Wówczas przeciwko powołaniu uczelni we Wrocławiu ostro zaprotestowały władze krakowskiego Uniwersytetu Jagiellońskiego, które obawiały się, że druga uczelnia na etnicznie polskich terenach spowoduje spadek liczby studentów w Krakowie. Protest spotkał się ze zrozumieniem w Rzymie i papież Juliusz II nie zatwierdził dokumentu Jagiellończyka. W ten sposób powołanie pierwszej śląskiej uczelni odsunęło się w czasie na blisko 200 lat.
Rok później bo w 1506 roku kolejną wyższą uczelnię założyli Hohenzolernowie w Brandenburgii, a konkretnie we Frankfurcie nad Odrą. Tu argument o etnicznie polskim terytorium nie miał szans zadziałać i uczelnia powstała faktycznie wyrządzając Krakowowi odczuwalny spadek liczby studentów.

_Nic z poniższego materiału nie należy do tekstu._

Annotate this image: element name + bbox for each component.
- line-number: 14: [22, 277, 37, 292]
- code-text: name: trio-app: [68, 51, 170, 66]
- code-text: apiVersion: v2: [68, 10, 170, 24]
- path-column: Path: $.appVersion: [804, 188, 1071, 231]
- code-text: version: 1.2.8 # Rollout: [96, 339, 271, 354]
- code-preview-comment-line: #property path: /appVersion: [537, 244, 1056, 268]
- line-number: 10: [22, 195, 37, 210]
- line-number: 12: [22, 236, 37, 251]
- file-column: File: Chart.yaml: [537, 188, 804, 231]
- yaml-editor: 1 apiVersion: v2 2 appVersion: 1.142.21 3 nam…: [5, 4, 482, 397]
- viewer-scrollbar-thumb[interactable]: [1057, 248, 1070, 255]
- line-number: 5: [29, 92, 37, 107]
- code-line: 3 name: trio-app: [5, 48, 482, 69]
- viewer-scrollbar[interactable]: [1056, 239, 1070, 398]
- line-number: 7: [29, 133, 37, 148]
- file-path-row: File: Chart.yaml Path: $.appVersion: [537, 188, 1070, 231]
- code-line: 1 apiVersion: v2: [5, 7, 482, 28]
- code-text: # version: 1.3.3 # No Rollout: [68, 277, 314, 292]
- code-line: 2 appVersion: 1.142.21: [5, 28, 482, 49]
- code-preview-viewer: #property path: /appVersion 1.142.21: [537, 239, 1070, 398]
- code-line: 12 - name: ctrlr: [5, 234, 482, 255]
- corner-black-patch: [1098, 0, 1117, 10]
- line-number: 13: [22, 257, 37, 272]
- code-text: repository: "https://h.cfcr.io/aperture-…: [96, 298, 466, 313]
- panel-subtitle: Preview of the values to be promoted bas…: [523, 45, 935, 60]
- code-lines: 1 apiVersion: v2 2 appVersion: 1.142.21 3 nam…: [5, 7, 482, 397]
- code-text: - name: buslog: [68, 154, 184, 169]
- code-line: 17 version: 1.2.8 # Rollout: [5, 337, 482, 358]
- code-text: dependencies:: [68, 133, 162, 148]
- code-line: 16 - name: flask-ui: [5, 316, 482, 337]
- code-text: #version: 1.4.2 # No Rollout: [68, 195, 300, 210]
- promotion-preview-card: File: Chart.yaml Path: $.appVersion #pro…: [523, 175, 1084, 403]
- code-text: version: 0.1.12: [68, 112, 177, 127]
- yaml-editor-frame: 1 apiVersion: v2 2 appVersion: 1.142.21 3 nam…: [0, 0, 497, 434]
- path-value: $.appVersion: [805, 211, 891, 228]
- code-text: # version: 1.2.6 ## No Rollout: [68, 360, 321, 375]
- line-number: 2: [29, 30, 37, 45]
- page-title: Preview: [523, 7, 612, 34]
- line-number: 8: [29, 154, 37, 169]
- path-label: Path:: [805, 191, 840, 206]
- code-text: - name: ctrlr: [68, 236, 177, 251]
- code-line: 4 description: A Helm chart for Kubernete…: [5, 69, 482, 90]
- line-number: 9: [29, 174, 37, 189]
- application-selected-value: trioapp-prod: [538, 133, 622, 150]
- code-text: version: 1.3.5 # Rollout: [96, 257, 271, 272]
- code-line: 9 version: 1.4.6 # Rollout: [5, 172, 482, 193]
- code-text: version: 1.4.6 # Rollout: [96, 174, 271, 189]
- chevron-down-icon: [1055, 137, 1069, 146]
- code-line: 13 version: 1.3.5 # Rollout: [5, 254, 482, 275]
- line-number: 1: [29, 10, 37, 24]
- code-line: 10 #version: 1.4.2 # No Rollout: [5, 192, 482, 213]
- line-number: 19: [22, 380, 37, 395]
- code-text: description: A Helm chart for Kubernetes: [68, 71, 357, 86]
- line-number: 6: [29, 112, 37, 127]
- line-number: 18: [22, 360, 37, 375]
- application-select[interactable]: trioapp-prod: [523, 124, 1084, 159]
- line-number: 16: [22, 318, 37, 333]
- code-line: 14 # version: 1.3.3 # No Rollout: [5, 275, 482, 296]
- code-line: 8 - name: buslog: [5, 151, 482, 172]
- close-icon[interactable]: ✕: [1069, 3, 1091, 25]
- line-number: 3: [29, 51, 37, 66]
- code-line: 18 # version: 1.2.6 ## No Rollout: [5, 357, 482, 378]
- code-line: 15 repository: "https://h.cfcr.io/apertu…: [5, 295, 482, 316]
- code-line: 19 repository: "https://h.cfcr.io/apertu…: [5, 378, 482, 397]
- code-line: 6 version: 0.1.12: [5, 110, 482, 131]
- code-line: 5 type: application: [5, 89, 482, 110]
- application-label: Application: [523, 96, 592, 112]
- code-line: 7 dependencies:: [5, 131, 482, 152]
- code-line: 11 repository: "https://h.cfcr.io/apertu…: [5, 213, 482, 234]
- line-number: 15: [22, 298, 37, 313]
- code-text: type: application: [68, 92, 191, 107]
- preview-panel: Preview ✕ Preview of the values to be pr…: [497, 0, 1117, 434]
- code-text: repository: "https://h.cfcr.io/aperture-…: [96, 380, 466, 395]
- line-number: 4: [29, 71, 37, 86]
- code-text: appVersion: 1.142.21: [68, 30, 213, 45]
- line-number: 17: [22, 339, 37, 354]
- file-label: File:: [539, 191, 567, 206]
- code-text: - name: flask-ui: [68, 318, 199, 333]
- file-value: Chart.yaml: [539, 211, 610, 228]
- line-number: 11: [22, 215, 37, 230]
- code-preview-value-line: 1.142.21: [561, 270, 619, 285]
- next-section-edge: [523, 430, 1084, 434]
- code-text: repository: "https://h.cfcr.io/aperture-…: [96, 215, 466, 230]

Już wkrótce na europejskiej arenie stał się sławny dotychczas nieznany nikomu mnich z Wittembergi Marcin Luter. Wówczas Hohenzolernowie uznali, że reformacja to dobry pomysł na uniezależnienie się ich rodu od Habsburgów i nawiązali z Lutrem bliską współpracę, w której efekcie po jakimś czasie wykrystalizował się ruch luterański, który stał się religią państwową w Prusach.
Siłą rzeczy Viadrina czyli uniwersytet we Frankfurcie nad Odrą stał się pierwszą w Europie uczelnią ewangelicką. Rozpoczął się okres rywalizacji obu tych blisko od siebie położonych ośrodków intelektualnych.
Rywalizacja zakończyła się dopiero w roku 1811, kiedy to podupadająca Viadrina została przeniesiona do Wrocławia i połączona z Leopoldiną. Wcześniej jednak ta ostatnia w wyniku kasaty Towarzystwa Jezusowego w roku 1776 przeszła pod nadzór państwa Pruskiego. Nie oznaczało to jednak całkowitej protestantyzacji uczelni.
Po połączeniu nadano jej nazwę Universitas Literarum Vratislawiensis. Funkcjonowały wówczas wydziały: teologii katolickiej, teologii protestanckiej, prawa, medycyny i filozofii.
W roku 1841 król pruski Fryderyk Wilhelm IV wykonał ostatni chyba kurtuazyjny gest wobec polskojęzycznych obywateli Śląska.
Jak głosiły oficjalne komunikaty aby „dać polskim studentom sposobność doskonalenia się w mowie ojczystej” powołał katedrę języków i literatur słowiańskich.